Rory: aggiungo un posto al wedge

Dodici tornei giocati, 1 vittoria al TPC, 8 top ten, 5 top 5. Eppure. Eppure c’è voluto il successo di domenica sera nel Canadian Open (il 2° della stagione, ottenuto con 7 colpi di vantaggio e arrivato giusto, giusto a una settimana dallo US Open e alla 13a gara del 2019) per far smettere ai guardoni delle cose del green di arricciare il naso davanti all’andamento sportivo di Rory McIlroy.

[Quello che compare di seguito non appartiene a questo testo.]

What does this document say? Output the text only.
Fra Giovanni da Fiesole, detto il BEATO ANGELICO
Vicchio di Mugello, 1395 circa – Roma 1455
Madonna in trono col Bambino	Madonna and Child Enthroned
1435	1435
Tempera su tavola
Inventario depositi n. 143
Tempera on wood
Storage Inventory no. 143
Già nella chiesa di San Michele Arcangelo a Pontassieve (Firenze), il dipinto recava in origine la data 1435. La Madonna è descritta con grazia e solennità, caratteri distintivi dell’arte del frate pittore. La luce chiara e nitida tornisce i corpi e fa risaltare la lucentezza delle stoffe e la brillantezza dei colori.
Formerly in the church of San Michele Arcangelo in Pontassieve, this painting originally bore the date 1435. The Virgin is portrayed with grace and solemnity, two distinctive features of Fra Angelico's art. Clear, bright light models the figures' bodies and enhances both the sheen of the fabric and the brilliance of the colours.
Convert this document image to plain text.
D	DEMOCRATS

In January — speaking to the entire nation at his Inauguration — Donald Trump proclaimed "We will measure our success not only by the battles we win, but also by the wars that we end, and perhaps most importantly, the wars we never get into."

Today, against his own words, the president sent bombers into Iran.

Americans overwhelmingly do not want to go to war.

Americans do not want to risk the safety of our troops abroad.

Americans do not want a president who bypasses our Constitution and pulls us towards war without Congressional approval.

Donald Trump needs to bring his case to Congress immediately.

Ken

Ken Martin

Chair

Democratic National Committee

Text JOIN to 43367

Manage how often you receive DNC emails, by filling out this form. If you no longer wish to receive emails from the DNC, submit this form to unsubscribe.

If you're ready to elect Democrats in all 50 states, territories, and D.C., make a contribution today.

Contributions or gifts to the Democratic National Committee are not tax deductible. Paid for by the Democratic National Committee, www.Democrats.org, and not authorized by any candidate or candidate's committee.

Un andamento lento, sottolineavano, se è vero come è vero, che da quando è comparso sul palcoscenico mondiale, Rory è giudicato solo in base a come gli vanno le cosucce ad Augusta, l’unico torneo dello Slam a mancargli nelle tasche, esattamente come a noi comuni mortali mancano le chiavi della macchina quando stiamo per partire per il weekend. E siccome quest’anno al Masters non è che il nordirlandese sia stato esattamente un Rambo in assetto di guerra, eccole lì le critiche a non finire: Rory non sa chiudere; gli manca la cattiveria; non è un lottatore; non mette la palla vicino all’asta quando ha i wedge in mano; il caddie non funziona; scompare quando il gioco si fa duro; il pushout dal tee è dietro l’angolo, ecc ecc. E poi, nonostante tutto, McIlroy va in Canada, si porta un wedge in più (un 48°) rispetto ai soliti 3, e con quello vince e convince.

Rory McIlroy

Perché la verità vera è che il golf, la vita, solo questo sono: ciò che ci accade in un respiro profondo tra un nonostante e l’altro. Nonostante la fatica. Nonostante gli acciacchi. Nonostante il caddie. Nonostante gli haters. Nonostante gli avversari. Nonostante il putt. Nonostante la sfortuna. Nonostante tutto. Ma alla fine, è proprio così che fanno i campioni: non prendono mai il “nonostante” come un segno di resa, ma come una sfida in più da vincere.